CHAPITRE 17

L’IRLANDAISE

LE GIGANTESQUE PALAIS DE danse qu’est Hammer-smith constitue certainement l’endroit idéal à Londres pour faire des rencontres. J’y fais la connaissance de Kathleen Ross. C’est une belle Irlandaise, aux cheveux roux et aux yeux verts. Elle travaille dans un laboratoire de verre optique où l’on fabrique des lentilles pour les appareils photo aériens.

Elle est veuve. Elle a deux enfants qu’elle a confiés à sa mère à Belfast.

Nous étions mariés depuis 10 ans, me confie-t-elle. Ma fille a sept ans, mon fils neuf. Je vais les voir à Belfast, une fois par mois.

Kathleen, je suis à Londres seulement pour deux jours. Pouvons-nous nous rencontrer demain pour le déjeuner?

Bien sûr, me dit-elle. Rendez-vous au Lyon’s Corner House sur Piccadilly Square.

Le lendemain, tel que convenu, nous prenons un repas au Lyon’s. Le rationnement alimentaire ne permet pas des menus très variés, mais c’est tout de même plus agréable d’être ici qu’à Tholthorpe.

Nous profitons du beau temps pour nous promener: Piccadilly, Marble Arch, Leicester. Nous allons aussi marcher dans le magnifique Hyde Park. Pour la première fois, je vois de majestueux cygnes blancs, dont la protection est assurée par la famille royale. Ensuite, nous nous rendons au London Bridge puis à la Tour de Londres, où les bijoux de la couronne britannique sont aujourd’hui gardés.

Cette nuit, Kathleen, tu veux bien rester avec moi à mon hôtel?

Yes, Gill, but I must leave early tomorrow morning.

Après le spectacle au cabaret The Windmill, nous prenons le Tube train pour l’hôtel Maple Leaf à Kensington. De 10 ans mon aînée, elle transforme ses chagrins en des moments de volupté intense qui durent toute la nuit. Elle me raconte qu’elle s’est mariée à 18 ans et que son mari travaillait pour les chemins de fer comme électricien. Il a été tué lors d’un raid aérien...

Tu vois, me dit-elle, je le croyais en sécurité. Je ne peux pas m’apitoyer sur mon sort de femme. Il y a des milliers d’histoires plus tristes que la mienne. Dans toutes les familles des êtres aimés ont été victimes de la guerre. Des aviateurs se sont perdus dans les jungles de la Birmanie, des marins se sont perdus en mer. Dans toutes les familles, il y a des soldats morts ou blessés. Et que dire des prisonniers de guerre. Chacun de nous vit un drame terrible causé par la guerre. Toi, Gill, tu es chanceux jusqu’à maintenant. Tu te prépares à l’assaut de l’Allemagne, mais tu es chanceux... Tu as dû lire dans les journaux ou entendre les histoires d’avions perdus lors des raids. Crois-tu vraiment que tu t’en sortiras indemne encore longtemps?

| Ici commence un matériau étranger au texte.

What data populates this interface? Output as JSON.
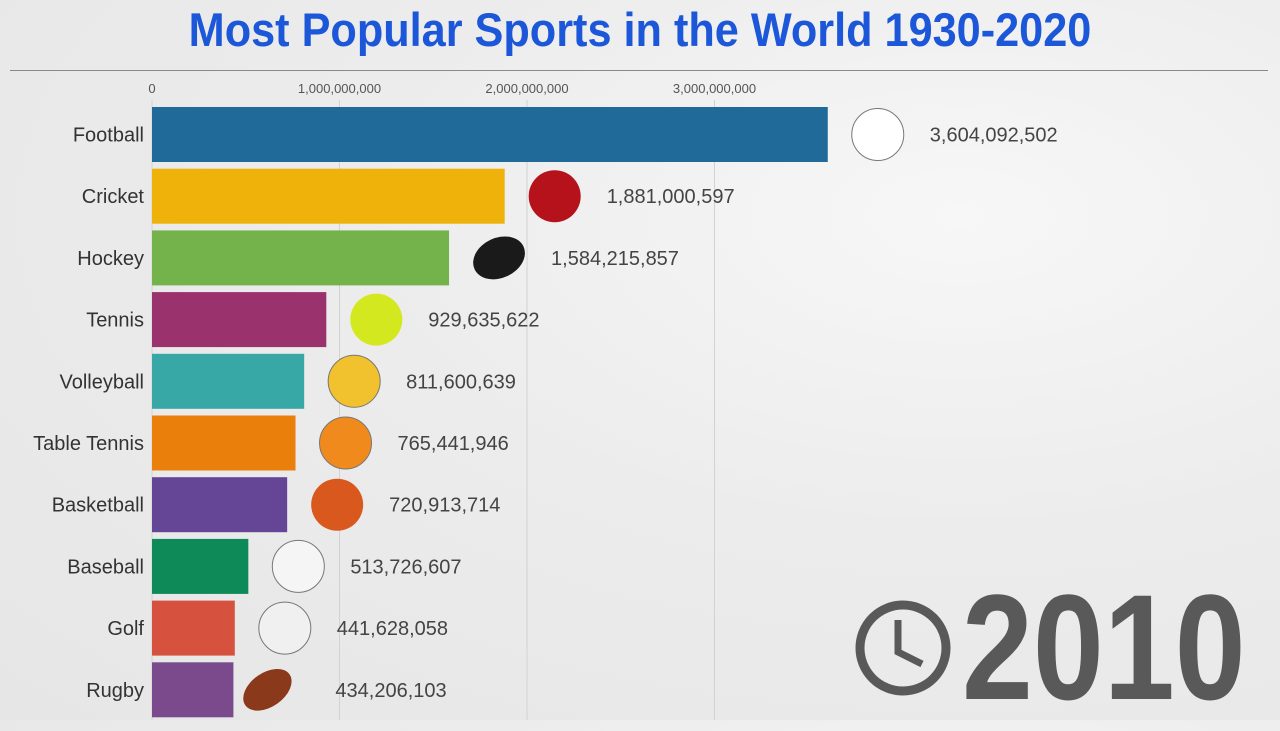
{
  "chart_data": {
    "type": "bar",
    "orientation": "horizontal",
    "title": "Most Popular Sports in the World 1930-2020",
    "xlim": [
      0,
      3700000000
    ],
    "xticks": [
      0,
      1000000000,
      2000000000,
      3000000000
    ],
    "xtick_labels": [
      "0",
      "1,000,000,000",
      "2,000,000,000",
      "3,000,000,000"
    ],
    "grid": true,
    "categories": [
      "Football",
      "Cricket",
      "Hockey",
      "Tennis",
      "Volleyball",
      "Table Tennis",
      "Basketball",
      "Baseball",
      "Golf",
      "Rugby"
    ],
    "values": [
      3604092502,
      1881000597,
      1584215857,
      929635622,
      811600639,
      765441946,
      720913714,
      513726607,
      441628058,
      434206103
    ],
    "value_labels": [
      "3,604,092,502",
      "1,881,000,597",
      "1,584,215,857",
      "929,635,622",
      "811,600,639",
      "765,441,946",
      "720,913,714",
      "513,726,607",
      "441,628,058",
      "434,206,103"
    ],
    "colors": [
      "#1f6a99",
      "#efb20a",
      "#74b24c",
      "#9a326d",
      "#37a8a5",
      "#eb7f0c",
      "#654596",
      "#0d8a57",
      "#d6523f",
      "#7b4a8c"
    ],
    "icons": [
      "soccer-ball-icon",
      "cricket-ball-icon",
      "hockey-puck-icon",
      "tennis-ball-icon",
      "volleyball-icon",
      "table-tennis-ball-icon",
      "basketball-icon",
      "baseball-icon",
      "golf-ball-icon",
      "rugby-ball-icon"
    ],
    "icon_colors": [
      "#ffffff",
      "#b5121b",
      "#1a1a1a",
      "#d4e81f",
      "#f2c12e",
      "#f08a1c",
      "#d9581e",
      "#f5f5f5",
      "#f0f0f0",
      "#8a3a1a"
    ]
  },
  "year": "2010",
  "clock_icon": "clock-icon"
}
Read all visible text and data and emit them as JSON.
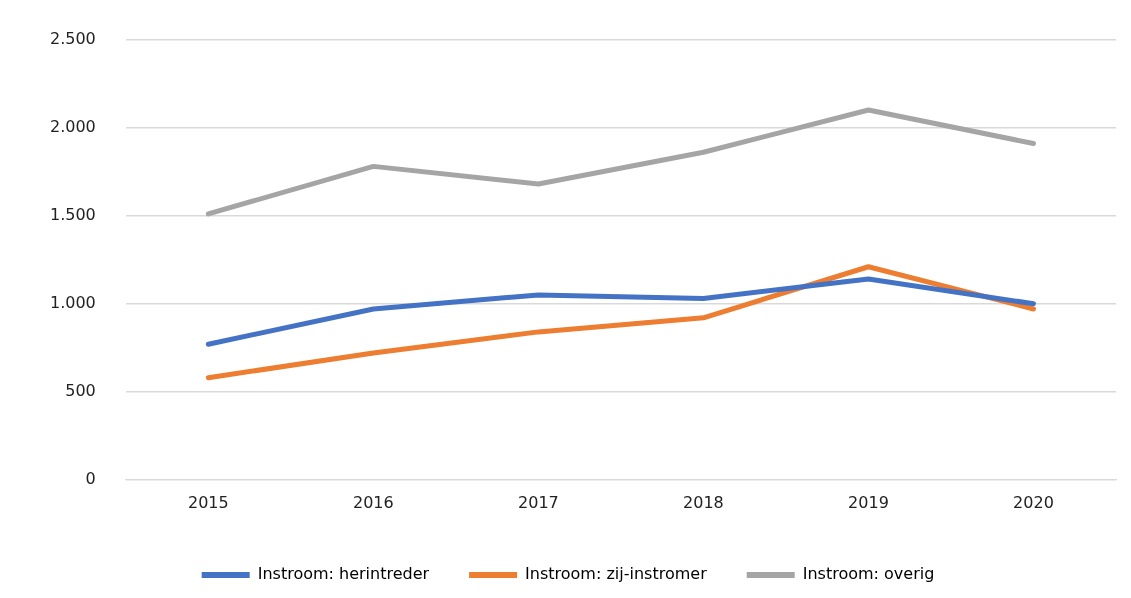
{
  "chart_data": {
    "type": "line",
    "categories": [
      "2015",
      "2016",
      "2017",
      "2018",
      "2019",
      "2020"
    ],
    "series": [
      {
        "name": "Instroom: herintreder",
        "color": "#4472c4",
        "values": [
          770,
          970,
          1050,
          1030,
          1140,
          1000
        ]
      },
      {
        "name": "Instroom: zij-instromer",
        "color": "#ed7d31",
        "values": [
          580,
          720,
          840,
          920,
          1210,
          970
        ]
      },
      {
        "name": "Instroom: overig",
        "color": "#a5a5a5",
        "values": [
          1510,
          1780,
          1680,
          1860,
          2100,
          1910
        ]
      }
    ],
    "ylim": [
      0,
      2500
    ],
    "yticks": [
      {
        "value": 0,
        "label": "0"
      },
      {
        "value": 500,
        "label": "500"
      },
      {
        "value": 1000,
        "label": "1.000"
      },
      {
        "value": 1500,
        "label": "1.500"
      },
      {
        "value": 2000,
        "label": "2.000"
      },
      {
        "value": 2500,
        "label": "2.500"
      }
    ],
    "grid": "y",
    "legend": "bottom",
    "marker": "none",
    "line_style": "solid"
  }
}
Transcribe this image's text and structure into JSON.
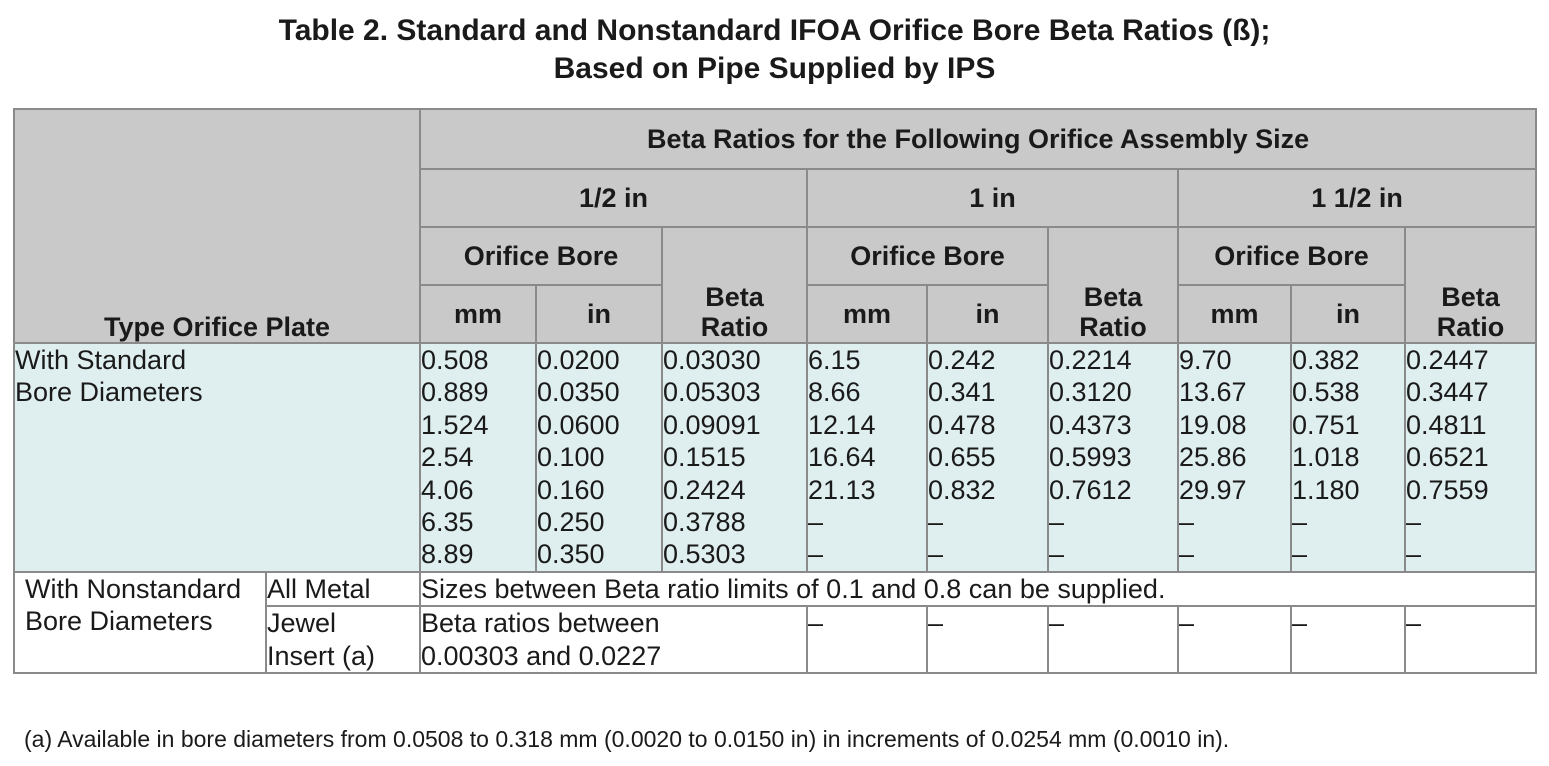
{
  "title": {
    "line1": "Table 2.  Standard and Nonstandard IFOA Orifice Bore Beta Ratios (ß);",
    "line2": "Based on Pipe Supplied by IPS"
  },
  "headers": {
    "type_orifice_plate": "Type Orifice Plate",
    "beta_ratios_span": "Beta Ratios for the Following Orifice Assembly Size",
    "sizes": [
      "1/2 in",
      "1 in",
      "1 1/2 in"
    ],
    "orifice_bore": "Orifice Bore",
    "beta_ratio_line1": "Beta",
    "beta_ratio_line2": "Ratio",
    "mm": "mm",
    "in": "in"
  },
  "standard": {
    "label_line1": "With Standard",
    "label_line2": "Bore Diameters",
    "columns": [
      [
        "0.508",
        "0.889",
        "1.524",
        "2.54",
        "4.06",
        "6.35",
        "8.89"
      ],
      [
        "0.0200",
        "0.0350",
        "0.0600",
        "0.100",
        "0.160",
        "0.250",
        "0.350"
      ],
      [
        "0.03030",
        "0.05303",
        "0.09091",
        "0.1515",
        "0.2424",
        "0.3788",
        "0.5303"
      ],
      [
        "6.15",
        "8.66",
        "12.14",
        "16.64",
        "21.13",
        "–",
        "–"
      ],
      [
        "0.242",
        "0.341",
        "0.478",
        "0.655",
        "0.832",
        "–",
        "–"
      ],
      [
        "0.2214",
        "0.3120",
        "0.4373",
        "0.5993",
        "0.7612",
        "–",
        "–"
      ],
      [
        "9.70",
        "13.67",
        "19.08",
        "25.86",
        "29.97",
        "–",
        "–"
      ],
      [
        "0.382",
        "0.538",
        "0.751",
        "1.018",
        "1.180",
        "–",
        "–"
      ],
      [
        "0.2447",
        "0.3447",
        "0.4811",
        "0.6521",
        "0.7559",
        "–",
        "–"
      ]
    ]
  },
  "nonstandard": {
    "label_line1": "With Nonstandard",
    "label_line2": "Bore Diameters",
    "all_metal_label": "All Metal",
    "all_metal_text": "Sizes between Beta ratio limits of 0.1 and 0.8 can be supplied.",
    "jewel_label_line1": "Jewel",
    "jewel_label_line2": "Insert (a)",
    "jewel_text_line1": "Beta ratios between",
    "jewel_text_line2": "0.00303 and 0.0227",
    "jewel_dashes": [
      "–",
      "–",
      "–",
      "–",
      "–",
      "–"
    ]
  },
  "footnote": "(a) Available in bore diameters from 0.0508 to 0.318 mm (0.0020 to 0.0150 in) in increments of 0.0254 mm (0.0010 in)."
}
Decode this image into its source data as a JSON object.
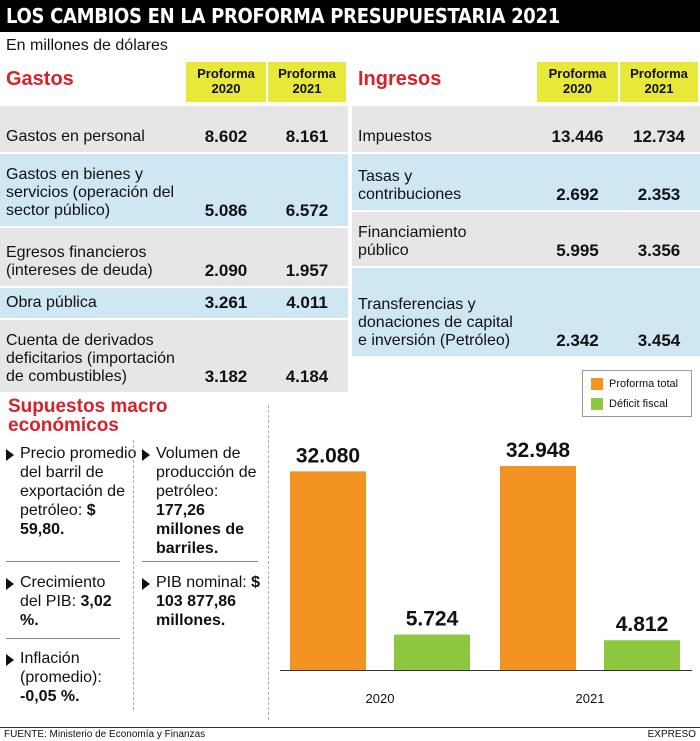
{
  "title": "LOS CAMBIOS EN LA PROFORMA PRESUPUESTARIA 2021",
  "unit": "En millones de dólares",
  "gastos": {
    "title": "Gastos",
    "col_a": "Proforma 2020",
    "col_b": "Proforma 2021",
    "rows": [
      {
        "label": "Gastos en personal",
        "v2020": "8.602",
        "v2021": "8.161"
      },
      {
        "label": "Gastos en bienes y servicios (operación del sector público)",
        "v2020": "5.086",
        "v2021": "6.572"
      },
      {
        "label": "Egresos financieros (intereses de deuda)",
        "v2020": "2.090",
        "v2021": "1.957"
      },
      {
        "label": "Obra pública",
        "v2020": "3.261",
        "v2021": "4.011"
      },
      {
        "label": "Cuenta de derivados deficitarios (importación de combustibles)",
        "v2020": "3.182",
        "v2021": "4.184"
      }
    ]
  },
  "ingresos": {
    "title": "Ingresos",
    "col_a": "Proforma 2020",
    "col_b": "Proforma 2021",
    "rows": [
      {
        "label": "Impuestos",
        "v2020": "13.446",
        "v2021": "12.734"
      },
      {
        "label": "Tasas y contribuciones",
        "v2020": "2.692",
        "v2021": "2.353"
      },
      {
        "label": "Financiamiento público",
        "v2020": "5.995",
        "v2021": "3.356"
      },
      {
        "label": "Transferencias y donaciones de capital e inversión (Petróleo)",
        "v2020": "2.342",
        "v2021": "3.454"
      }
    ]
  },
  "macro": {
    "title": "Supuestos macro económicos",
    "items": [
      {
        "text": "Precio promedio del barril de exportación de petróleo:",
        "value": "$ 59,80."
      },
      {
        "text": "Crecimiento del PIB:",
        "value": "3,02 %."
      },
      {
        "text": "Inflación (promedio):",
        "value": "-0,05 %."
      },
      {
        "text": "Volumen de producción de petróleo:",
        "value": "177,26 millones de barriles."
      },
      {
        "text": "PIB nominal:",
        "value": "$ 103 877,86 millones."
      }
    ]
  },
  "chart_data": {
    "type": "bar",
    "categories": [
      "2020",
      "2021"
    ],
    "series": [
      {
        "name": "Proforma total",
        "values": [
          32080,
          32948
        ],
        "labels": [
          "32.080",
          "32.948"
        ],
        "color": "#f39322"
      },
      {
        "name": "Déficit fiscal",
        "values": [
          5724,
          4812
        ],
        "labels": [
          "5.724",
          "4.812"
        ],
        "color": "#8dc63f"
      }
    ],
    "ylim": [
      0,
      36500
    ]
  },
  "footer": {
    "source": "FUENTE: Ministerio de Economía y Finanzas",
    "brand": "EXPRESO"
  }
}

Yes, Kathleen... I cannot think about what will or will not happen.

Gill, j’aimerais partir pour la guerre. Je serais un bon soldat. Les hommes partent à la guerre et laissent les femmes. Il y aura des milliers de veuves après la guerre et il n’y aura pas d’hommes pour toutes ces femmes. Je voudrais partir à la guerre aussi...

Kathleen, j’ai une cousine qui a marié un Irlandais du nom de Maurice Walsh. Quand j’ai quitté Montmagny elle avait 14 enfants! Toi, avec ta belle chevelure rousse, tes yeux verts et ton visage rosé, je te prédis maris et amants, puis tout autant d’enfants que ma cousine Gabrielle! Tu rendras bien des veuves malheureuses. Tu sais, Kathleen, mon grand-père était un marin au long cours et il a parcouru les mers à la voile. Dans ses mémoires, il parle d’une escale dans le port de Queenstown, en Irlande. Il dit peu de chose de ce port de mer, mais il insiste sur la beauté des Irlandaises. Je constate qu’il ne ment pas. A-t-il couché lui aussi avec une belle rousse?

Avant l’aube, notre rage de vivre est apprivoisée, ses pleurs se sont apaisés. Nos corps plus calmes, vidés de leur énergie, nous sommes en proie à un fou rire incontrôlable qui sape nos dernières forces. Nous sombrons alors dans un profond sommeil.

La lumière du jour nous réveille. Après le petit déjeuner, une dernière étreinte, un dernier adieu, puis nous nous quittons, sans promesse aucune.

À mon retour à Tholthorpe, le capitaine d’aviation Saint-Amour m’avise que je pars avec lui pour la base de Linton-on-Ouse pour mon entraînement sur les quadrimoteurs Halifax. Nous partons demain matin en staff car!

L’alouette retourne à la guerre. Enfin.